Despite her margin of victory, diminished crowds and the Depression cut her earnings on August 27, 1932 for the 10 mile Lake Ontario Race from a former $5,000 to $3,000. She completed the race with a time of 5:22:18. She jumped into the lead only 100 yards from the start, steadily lengthening her lead as the race progressed and drew to a finnish. She won by 15 minutes and 1500 yards. Despite threatening weather, a crowd of 30,000 spectators lined the shoreline to watch the race.

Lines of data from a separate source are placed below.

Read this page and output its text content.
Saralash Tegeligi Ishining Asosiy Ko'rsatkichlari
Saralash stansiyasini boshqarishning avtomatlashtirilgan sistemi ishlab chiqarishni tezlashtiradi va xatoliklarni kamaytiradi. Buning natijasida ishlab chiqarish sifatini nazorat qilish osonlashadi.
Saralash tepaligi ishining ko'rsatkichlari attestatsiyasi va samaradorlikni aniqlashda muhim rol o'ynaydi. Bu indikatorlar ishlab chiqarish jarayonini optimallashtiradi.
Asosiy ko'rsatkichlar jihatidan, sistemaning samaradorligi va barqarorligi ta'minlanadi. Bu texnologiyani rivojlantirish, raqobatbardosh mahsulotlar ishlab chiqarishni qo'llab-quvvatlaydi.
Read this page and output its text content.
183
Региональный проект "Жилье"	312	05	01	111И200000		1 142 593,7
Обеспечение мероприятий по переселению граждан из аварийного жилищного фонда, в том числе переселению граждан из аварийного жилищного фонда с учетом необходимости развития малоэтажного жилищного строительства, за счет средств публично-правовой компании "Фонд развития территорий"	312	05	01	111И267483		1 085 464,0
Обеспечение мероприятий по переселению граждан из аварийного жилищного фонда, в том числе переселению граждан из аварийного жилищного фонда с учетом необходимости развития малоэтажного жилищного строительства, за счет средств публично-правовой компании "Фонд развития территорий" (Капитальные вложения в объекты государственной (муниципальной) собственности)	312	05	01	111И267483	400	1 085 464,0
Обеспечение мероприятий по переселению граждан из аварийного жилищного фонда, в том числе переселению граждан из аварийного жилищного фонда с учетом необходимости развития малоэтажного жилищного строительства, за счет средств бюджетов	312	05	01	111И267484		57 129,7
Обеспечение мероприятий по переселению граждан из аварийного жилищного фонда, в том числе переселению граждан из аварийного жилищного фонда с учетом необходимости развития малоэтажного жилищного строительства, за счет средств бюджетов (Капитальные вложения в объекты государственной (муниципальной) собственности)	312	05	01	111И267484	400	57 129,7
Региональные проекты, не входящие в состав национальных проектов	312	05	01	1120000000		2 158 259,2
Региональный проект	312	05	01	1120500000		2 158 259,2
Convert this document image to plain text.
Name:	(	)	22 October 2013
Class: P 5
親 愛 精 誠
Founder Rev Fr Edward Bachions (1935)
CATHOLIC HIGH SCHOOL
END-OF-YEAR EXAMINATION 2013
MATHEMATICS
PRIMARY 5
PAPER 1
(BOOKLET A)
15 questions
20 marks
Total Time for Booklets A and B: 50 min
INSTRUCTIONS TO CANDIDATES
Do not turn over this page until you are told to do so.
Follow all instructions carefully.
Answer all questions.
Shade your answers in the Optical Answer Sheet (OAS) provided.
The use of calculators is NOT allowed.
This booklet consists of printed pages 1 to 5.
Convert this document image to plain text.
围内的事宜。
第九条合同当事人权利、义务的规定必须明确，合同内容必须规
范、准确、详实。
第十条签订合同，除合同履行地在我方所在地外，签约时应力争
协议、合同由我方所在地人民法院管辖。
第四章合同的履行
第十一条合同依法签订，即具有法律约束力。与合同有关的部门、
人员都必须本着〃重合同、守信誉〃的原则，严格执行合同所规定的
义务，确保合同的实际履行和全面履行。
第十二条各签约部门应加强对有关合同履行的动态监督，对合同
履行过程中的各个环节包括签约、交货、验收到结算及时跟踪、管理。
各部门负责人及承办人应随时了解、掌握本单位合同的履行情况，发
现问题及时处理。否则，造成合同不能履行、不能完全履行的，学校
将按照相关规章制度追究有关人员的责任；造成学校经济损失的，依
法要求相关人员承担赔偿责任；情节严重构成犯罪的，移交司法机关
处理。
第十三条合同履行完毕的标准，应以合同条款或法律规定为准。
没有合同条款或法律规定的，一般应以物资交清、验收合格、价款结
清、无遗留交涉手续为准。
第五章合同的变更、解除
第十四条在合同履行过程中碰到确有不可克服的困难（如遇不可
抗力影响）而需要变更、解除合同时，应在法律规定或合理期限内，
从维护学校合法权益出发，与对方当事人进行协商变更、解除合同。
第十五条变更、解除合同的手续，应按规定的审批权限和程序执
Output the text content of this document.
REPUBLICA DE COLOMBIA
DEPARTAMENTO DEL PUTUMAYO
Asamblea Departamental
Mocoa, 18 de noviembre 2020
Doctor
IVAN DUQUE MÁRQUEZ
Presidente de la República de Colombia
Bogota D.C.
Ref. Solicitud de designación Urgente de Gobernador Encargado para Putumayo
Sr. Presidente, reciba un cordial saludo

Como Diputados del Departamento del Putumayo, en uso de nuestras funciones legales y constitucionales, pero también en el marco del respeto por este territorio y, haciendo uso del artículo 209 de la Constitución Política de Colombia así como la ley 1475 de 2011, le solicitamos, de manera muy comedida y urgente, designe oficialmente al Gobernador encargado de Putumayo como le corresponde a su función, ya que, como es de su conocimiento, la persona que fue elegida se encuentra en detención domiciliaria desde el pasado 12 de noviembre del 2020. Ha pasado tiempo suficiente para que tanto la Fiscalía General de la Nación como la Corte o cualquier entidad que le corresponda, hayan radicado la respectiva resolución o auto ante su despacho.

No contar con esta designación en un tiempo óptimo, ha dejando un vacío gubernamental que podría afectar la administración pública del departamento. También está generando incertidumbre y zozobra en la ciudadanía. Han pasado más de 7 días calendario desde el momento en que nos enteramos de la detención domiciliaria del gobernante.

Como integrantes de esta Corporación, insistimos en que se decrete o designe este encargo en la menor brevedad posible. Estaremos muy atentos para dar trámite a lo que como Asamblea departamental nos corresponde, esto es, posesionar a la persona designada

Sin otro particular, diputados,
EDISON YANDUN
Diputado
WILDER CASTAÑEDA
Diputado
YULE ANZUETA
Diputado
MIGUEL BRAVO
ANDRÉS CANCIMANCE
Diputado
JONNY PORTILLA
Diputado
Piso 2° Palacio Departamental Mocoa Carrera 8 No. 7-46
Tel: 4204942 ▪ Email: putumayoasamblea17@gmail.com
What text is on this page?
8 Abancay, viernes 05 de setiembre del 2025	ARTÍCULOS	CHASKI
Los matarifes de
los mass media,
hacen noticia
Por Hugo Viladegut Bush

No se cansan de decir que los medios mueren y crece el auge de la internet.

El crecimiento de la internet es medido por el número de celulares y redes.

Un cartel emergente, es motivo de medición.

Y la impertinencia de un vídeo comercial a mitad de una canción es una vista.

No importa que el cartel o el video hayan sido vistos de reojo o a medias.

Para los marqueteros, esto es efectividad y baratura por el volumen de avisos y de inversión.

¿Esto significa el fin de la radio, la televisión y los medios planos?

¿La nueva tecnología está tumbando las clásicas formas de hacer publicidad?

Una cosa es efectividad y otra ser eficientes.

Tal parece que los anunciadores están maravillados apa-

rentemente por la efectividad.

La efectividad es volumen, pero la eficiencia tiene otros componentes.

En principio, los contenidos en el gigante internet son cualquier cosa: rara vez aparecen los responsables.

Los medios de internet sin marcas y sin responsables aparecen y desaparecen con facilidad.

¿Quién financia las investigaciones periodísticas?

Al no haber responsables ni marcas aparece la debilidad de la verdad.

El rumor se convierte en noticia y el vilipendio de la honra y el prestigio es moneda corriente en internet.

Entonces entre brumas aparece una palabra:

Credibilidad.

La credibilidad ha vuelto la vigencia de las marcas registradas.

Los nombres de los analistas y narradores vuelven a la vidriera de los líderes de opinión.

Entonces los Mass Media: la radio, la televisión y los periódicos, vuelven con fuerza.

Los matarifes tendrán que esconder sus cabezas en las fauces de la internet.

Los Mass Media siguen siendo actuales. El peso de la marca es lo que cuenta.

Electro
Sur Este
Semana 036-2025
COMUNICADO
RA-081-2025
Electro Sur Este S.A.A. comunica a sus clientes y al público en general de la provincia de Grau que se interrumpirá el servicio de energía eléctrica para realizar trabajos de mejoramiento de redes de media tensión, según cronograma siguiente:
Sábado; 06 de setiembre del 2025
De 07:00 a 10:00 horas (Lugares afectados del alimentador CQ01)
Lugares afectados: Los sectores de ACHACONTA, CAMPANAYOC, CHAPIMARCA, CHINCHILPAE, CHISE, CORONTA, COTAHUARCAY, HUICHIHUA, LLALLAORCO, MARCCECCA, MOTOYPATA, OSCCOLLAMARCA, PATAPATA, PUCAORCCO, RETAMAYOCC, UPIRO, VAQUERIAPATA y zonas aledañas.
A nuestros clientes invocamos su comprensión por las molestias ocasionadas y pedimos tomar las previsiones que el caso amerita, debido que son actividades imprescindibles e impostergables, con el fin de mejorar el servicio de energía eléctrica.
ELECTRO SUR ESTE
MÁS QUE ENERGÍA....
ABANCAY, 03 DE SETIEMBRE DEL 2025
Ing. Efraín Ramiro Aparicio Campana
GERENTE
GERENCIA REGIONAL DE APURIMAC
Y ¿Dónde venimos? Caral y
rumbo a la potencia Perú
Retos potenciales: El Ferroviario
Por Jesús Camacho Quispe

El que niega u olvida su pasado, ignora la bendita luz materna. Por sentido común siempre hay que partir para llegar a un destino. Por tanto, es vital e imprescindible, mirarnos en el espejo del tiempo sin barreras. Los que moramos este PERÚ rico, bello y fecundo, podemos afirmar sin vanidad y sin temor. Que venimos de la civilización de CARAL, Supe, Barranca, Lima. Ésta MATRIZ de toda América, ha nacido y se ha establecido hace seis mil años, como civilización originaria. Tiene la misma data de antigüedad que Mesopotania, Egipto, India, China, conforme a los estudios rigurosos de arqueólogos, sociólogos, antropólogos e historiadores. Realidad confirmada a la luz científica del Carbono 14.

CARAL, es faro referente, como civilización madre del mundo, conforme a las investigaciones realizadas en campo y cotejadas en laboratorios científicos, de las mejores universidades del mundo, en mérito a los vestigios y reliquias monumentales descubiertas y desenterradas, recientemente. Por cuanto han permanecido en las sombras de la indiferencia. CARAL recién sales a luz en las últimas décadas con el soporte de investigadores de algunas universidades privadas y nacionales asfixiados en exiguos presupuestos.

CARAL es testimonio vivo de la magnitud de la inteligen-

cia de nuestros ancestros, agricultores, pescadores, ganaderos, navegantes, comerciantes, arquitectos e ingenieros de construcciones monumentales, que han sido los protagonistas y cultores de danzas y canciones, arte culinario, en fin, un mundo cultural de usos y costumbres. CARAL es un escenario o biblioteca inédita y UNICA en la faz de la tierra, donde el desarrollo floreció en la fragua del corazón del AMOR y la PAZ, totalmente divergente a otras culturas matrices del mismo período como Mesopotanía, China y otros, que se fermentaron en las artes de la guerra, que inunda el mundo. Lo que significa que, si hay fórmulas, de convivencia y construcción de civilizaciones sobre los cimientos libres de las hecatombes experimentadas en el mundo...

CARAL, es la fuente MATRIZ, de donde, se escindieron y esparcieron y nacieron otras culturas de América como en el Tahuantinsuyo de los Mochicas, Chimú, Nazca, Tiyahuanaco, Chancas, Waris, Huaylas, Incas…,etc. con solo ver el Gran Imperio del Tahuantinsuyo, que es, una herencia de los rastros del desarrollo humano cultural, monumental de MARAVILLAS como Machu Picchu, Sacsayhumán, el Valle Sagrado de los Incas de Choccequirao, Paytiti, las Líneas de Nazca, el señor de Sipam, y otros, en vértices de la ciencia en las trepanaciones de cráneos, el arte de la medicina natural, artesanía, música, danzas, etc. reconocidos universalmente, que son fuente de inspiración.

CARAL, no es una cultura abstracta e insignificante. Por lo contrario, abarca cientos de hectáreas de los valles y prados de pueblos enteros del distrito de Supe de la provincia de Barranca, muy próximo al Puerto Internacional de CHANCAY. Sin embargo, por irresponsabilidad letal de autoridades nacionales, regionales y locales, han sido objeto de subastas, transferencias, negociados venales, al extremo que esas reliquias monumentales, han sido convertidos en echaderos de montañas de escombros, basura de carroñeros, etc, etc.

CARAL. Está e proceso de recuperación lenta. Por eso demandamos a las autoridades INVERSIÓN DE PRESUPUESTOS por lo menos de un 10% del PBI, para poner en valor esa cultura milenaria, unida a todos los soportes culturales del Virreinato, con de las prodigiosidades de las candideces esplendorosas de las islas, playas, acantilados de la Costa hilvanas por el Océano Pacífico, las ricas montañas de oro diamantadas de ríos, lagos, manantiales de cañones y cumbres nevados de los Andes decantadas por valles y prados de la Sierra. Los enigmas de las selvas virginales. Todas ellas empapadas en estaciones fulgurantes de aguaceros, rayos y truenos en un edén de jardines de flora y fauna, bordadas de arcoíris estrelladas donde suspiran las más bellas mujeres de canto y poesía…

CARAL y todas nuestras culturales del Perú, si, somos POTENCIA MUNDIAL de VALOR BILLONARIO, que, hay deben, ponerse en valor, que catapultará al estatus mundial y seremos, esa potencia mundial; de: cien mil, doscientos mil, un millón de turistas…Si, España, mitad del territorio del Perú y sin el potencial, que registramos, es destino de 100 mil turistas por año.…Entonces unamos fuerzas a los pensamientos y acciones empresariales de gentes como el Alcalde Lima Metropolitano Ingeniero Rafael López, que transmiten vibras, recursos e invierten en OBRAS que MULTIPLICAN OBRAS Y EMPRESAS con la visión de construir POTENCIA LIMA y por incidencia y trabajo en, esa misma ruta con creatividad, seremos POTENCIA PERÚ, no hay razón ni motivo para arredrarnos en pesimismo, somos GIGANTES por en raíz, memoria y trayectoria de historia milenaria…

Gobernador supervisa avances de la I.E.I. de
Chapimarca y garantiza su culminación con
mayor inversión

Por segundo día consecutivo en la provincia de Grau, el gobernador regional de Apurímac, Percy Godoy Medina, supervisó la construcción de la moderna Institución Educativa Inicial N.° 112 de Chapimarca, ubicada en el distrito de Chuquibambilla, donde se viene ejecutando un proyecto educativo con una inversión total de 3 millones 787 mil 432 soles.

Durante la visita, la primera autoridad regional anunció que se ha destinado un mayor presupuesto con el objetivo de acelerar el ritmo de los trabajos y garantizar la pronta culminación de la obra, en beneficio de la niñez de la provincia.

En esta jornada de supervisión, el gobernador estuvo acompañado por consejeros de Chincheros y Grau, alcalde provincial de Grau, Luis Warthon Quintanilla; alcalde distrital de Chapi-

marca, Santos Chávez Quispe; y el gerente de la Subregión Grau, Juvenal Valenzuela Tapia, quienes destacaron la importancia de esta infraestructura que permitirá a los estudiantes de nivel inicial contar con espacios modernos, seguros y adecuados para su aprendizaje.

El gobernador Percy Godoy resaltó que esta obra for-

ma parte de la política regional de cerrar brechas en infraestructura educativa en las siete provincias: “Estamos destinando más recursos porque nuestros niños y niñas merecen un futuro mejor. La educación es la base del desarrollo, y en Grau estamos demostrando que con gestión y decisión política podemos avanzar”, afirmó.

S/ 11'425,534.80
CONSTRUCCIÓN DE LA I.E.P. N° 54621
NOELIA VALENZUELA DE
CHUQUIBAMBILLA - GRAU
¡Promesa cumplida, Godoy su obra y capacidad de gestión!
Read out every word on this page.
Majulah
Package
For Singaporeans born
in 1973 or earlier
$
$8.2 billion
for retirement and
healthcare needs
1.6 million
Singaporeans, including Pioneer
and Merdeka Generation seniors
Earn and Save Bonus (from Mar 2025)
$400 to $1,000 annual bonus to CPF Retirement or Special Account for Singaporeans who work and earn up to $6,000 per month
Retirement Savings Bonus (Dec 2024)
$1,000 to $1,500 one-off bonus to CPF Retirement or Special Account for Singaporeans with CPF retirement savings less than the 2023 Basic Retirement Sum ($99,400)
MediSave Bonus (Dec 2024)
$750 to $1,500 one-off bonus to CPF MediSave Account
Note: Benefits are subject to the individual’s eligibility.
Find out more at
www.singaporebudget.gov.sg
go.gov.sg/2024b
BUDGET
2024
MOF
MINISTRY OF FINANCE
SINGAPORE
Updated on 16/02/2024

On her return to her hometown of Philadelphia after her Canadian victories, she was greeted by cheering crowds and afforded a variety of city honors.

== Later life and death ==
Ravoir retired in 1967 from her job in Philadelphia as a bookkeeper at the Naval Publications and Forms Center, where she had been employed for nineteen years. She was a member of Philadelphia Chapter of U. S. Olympians, The Ladies Society of Philadelphia Turners, an athletic and fraternal organization, The Ladies Philadelphia Rifle Club, and the Tabor United Church of Christ.

She died at age 66 on October 17, 1973. She was buried at Forest Hill Cemetery.